Reward Breakdown: Component-Level Analysis
Reward component breakdown: text-only outperforms across all four components.
Biggest gaps in numerical accuracy (text: 0.185, standard MLP: 0.086) and category match (text: 0.197, standard MLP: 0.104). Quality alignment closer (text: 0.351, standard MLP: 0.326).
pLDDT calibration: Actual mean 79.7. Text-only predicts 79.1 (remarkably close). Frozen-MM overestimates at 85.1. Standard MLP underestimates at 67.9. The projector embeddings contain strong signal but GRPO fails to calibrate it properly.
Format compliance: text-only reaches ~100% early. Standard MLP stuck at 74-76%. Frozen-MM recovers to ~95%.
ProteinLM Benchmark: A Negative Result
GRPO on 849 multiple-choice protein questions: clear negative result. Neither 3-epoch (reward 0.695) nor 10-epoch (reward 0.676) showed improvement. 37-42% of groups had zero reward standard deviation — identical completions within each group meant zero gradient signal. Nearly half the compute was wasted.
Interestingly, gradient routing was reversed: LoRA received healthy gradients (0.8) while multimodal gradients were exactly zero.
What This Means for Multimodal RL
In SFT, every token contributes to loss, and chain rule distributes gradients through both projector and LoRA. In GRPO, the sparse scalar reward creates competition — a "winner-take-all" dynamic resembling gradient conflicts in multi-task learning.
Scope caveat: Observed on two GRPO tasks with one architecture (MLP projector). Generalization to other multimodal RL settings remains untested.
What's Next
- Two-stage GRPO. Frozen projector first (format + basic reward via LoRA), then unfreeze for structural refinement.
- Gradient balancing. GradNorm or PCGrad to prevent winner-take-all dynamics.

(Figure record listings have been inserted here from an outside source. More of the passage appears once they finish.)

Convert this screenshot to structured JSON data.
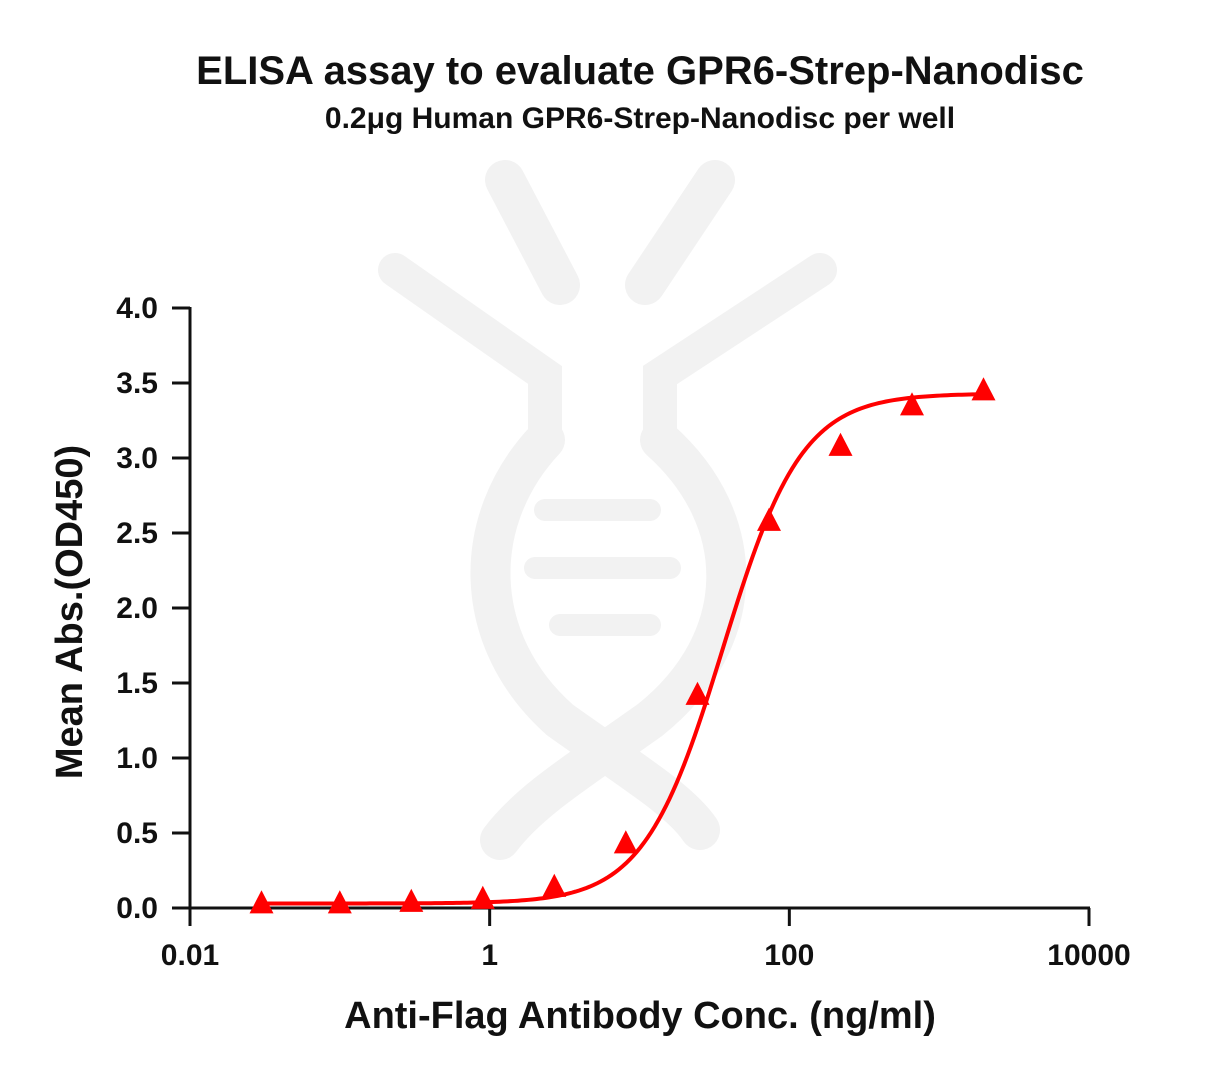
{
  "chart_data": {
    "type": "scatter",
    "title": "ELISA assay to evaluate GPR6-Strep-Nanodisc",
    "subtitle": "0.2μg Human GPR6-Strep-Nanodisc per well",
    "xlabel": "Anti-Flag Antibody Conc. (ng/ml)",
    "ylabel": "Mean Abs.(OD450)",
    "x_scale": "log",
    "xlim": [
      0.01,
      10000
    ],
    "ylim": [
      0.0,
      4.0
    ],
    "x_ticks": [
      0.01,
      1,
      100,
      10000
    ],
    "x_tick_labels": [
      "0.01",
      "1",
      "100",
      "10000"
    ],
    "y_ticks": [
      0.0,
      0.5,
      1.0,
      1.5,
      2.0,
      2.5,
      3.0,
      3.5,
      4.0
    ],
    "y_tick_labels": [
      "0.0",
      "0.5",
      "1.0",
      "1.5",
      "2.0",
      "2.5",
      "3.0",
      "3.5",
      "4.0"
    ],
    "grid": false,
    "series": [
      {
        "marker": "triangle",
        "color": "#ff0000",
        "x": [
          0.03,
          0.1,
          0.3,
          0.9,
          2.7,
          8.1,
          24.4,
          73.2,
          219.5,
          658.4,
          1975.3
        ],
        "y": [
          0.03,
          0.03,
          0.04,
          0.06,
          0.14,
          0.43,
          1.42,
          2.58,
          3.08,
          3.35,
          3.45
        ]
      }
    ],
    "fit_curve": {
      "color": "#ff0000",
      "bottom": 0.03,
      "top": 3.43,
      "ec50": 36,
      "hill": 1.65
    }
  }
}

- The Perceiver pathway. Cross-attention may produce different gradient routing behavior.
The Central Paradox
Our best SFT model (MLP, eval_loss 0.361) produces our worst GRPO learner (reward 0.582), while our weaker SFT model (text-only, eval_loss 1.207) produces our best GRPO learner (reward 0.832). This SFT→RL inversion is the key challenge for the next phase.
Key References: ESM-3 · Mol-Instructions (ICLR 2024)
This analysis covers 4 SFT and 13 GRPO experiments run between March 6-13, 2026, on 8x H100 GPUs. All models use Qwen3-8B-Instruct-2507 with LoRA (r=8). The combined SFT dataset contains 4.89M instruction-response pairs from six protein data sources.